Thyssenkrupp Marine Systems to jeden z największych koncernów stoczniowych w Europie, specjalizujący się w budowie okrętów podwodnych i nawodnych. Jego historia sięga czasów stoczni Howaldtswerke-Deutsche Werft (HDW), która odegrała kluczową rolę w rozwoju niemieckiej technologii morskiej, dostarczając zarówno statki handlowe, jak i jednostki dla floty wojennej. Szczególną renomę zdobyła dzięki produkcji konwencjonalnych okrętów podwodnych.

Okręt podwodny typu 212A, opracowany przez tkMS, jest uważany za jedno z najważniejszych osiągnięć niemieckiej technologii w tej dziedzinie. Jednostka ta, wyposażona w napęd niezależny od powietrza (AIP), charakteryzuje się zwartą konstrukcją oraz nowoczesnymi systemami hydrolokacyjnymi, łączności i uzbrojenia, co czyni ją idealnym rozwiązaniem do operacji na akwenach o ograniczonej przestrzeni, takich jak Morze Bałtyckie.

Międzynarodowa współpraca thyssenkrupp Marine Systems w zakresie okrętów podwodnych sięga także Włoch, gdzie marynarka wojenna tego kraju wprowadziła do służby jednostki typu 212A budowane na licencji niemieckiego koncernu. Program ten nadał projektowi wymiar europejski i stał się przykładem udanego transferu technologii.

Obecnie tkMS realizuje budowę nowej generacji okrętów podwodnych typu 212CD (Common Design), opracowanych na bazie wspólnych wymagań niemieckiej i norweskiej marynarki wojennej. Program zakłada dostarczenie sześciu jednostek – czterech dla Norwegii i dwóch dla Niemiec, z możliwością dalszej rozbudowy.

Okręty podwodne tkMS cieszą się również dużym zainteresowaniem na rynkach międzynarodowych. Koncern realizuje dostawy jednostek bazujących na technologii typu 214 dla marynarek wojennych Izraela i Singapuru oraz bierze udział w programach transferu technologii, takich jak projekt budowy okrętów podwodnych w Indiach.

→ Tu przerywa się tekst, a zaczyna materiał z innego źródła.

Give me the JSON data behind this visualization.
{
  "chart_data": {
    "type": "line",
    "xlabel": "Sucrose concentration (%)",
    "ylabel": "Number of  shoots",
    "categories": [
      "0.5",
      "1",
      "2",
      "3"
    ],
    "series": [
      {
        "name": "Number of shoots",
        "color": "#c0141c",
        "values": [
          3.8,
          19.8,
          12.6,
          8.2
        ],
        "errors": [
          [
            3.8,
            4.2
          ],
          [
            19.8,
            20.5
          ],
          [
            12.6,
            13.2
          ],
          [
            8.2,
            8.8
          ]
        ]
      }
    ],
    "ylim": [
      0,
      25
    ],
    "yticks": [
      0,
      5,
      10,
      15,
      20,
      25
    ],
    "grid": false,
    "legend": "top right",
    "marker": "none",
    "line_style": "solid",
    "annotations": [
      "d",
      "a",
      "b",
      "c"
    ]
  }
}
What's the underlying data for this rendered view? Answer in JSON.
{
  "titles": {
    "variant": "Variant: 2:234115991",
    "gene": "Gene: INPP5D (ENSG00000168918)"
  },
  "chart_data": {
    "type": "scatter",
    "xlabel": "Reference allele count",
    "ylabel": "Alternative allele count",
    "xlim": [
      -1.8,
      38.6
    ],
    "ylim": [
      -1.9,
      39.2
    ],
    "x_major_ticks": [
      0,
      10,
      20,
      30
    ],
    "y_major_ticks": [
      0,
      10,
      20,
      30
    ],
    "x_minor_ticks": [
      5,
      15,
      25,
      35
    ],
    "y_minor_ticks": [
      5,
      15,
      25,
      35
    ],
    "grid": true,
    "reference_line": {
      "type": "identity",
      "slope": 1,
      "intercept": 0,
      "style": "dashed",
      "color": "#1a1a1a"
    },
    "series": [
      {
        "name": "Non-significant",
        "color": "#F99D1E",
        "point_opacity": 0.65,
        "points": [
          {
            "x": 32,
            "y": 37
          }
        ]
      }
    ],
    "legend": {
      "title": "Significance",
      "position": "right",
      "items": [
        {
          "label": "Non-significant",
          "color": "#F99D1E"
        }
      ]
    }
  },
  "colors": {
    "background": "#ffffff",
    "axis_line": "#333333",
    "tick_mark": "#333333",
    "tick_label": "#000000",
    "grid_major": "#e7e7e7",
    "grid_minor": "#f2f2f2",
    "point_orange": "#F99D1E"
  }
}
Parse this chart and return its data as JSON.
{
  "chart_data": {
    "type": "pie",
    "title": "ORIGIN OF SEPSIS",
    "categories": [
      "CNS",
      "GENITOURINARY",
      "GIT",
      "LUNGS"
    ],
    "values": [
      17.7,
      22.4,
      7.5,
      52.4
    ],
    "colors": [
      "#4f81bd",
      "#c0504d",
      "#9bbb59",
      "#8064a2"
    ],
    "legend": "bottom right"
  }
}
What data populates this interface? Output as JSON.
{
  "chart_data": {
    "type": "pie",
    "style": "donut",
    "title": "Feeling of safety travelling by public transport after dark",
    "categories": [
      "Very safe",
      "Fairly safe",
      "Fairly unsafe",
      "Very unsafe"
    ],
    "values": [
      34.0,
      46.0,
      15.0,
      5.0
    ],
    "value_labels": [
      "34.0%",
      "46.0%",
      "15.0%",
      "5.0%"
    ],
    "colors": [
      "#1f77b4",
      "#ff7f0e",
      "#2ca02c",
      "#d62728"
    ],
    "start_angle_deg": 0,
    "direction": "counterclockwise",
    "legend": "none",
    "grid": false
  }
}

W Polsce TKMS został zakwalifikowany do końcowego etapu programu „Orka”, w którym konkurują również oferty z Włoch i Szwecji. Bazując na doświadczeniach z Włochami, tkMS może zaoferować Polsce podobny model transferu technologii, umożliwiając produkcję okrętów podwodnych w krajowych stoczniach.

Znaczenie projektu

Program szkoleniowy w Neustadt w Holsztynie pozwoli na doskonalenie umiejętności nurków Deutsche Marine w realnych warunkach operacyjnych, co wpisuje się w długofalowy rozwój zdolności podwodnych niemieckiej marynarki wojennej. Jest to również element szerszej strategii, w której niemiecki koncern stoczniowy odgrywa kluczową rolę jako dostawca nowoczesnych rozwiązań dla sił morskich Europy i świata.

Autor: Mariusz Dasiewicz

https://portalstoczniowy.pl/category/marynarka-bezpieczenstwo/
Udostępnij ten wpis

Dodaj komentarz

Twój adres e-mail nie zostanie opublikowany. Wymagane pola są oznaczone *

  • SG-301 Generał Józef Haller – polski OPV na Bałtyku

    SG-301 Generał Józef Haller – polski OPV na Bałtyku

    W dniach 27–28 października Gdańsk był gospodarzem międzynarodowego szczytu Baltic Security Ministerial Meeting, którego tematyka koncentrowała się wokół bezpieczeństwa infrastruktury krytycznej, zagrożeń hybrydowych oraz systemów antydronowych.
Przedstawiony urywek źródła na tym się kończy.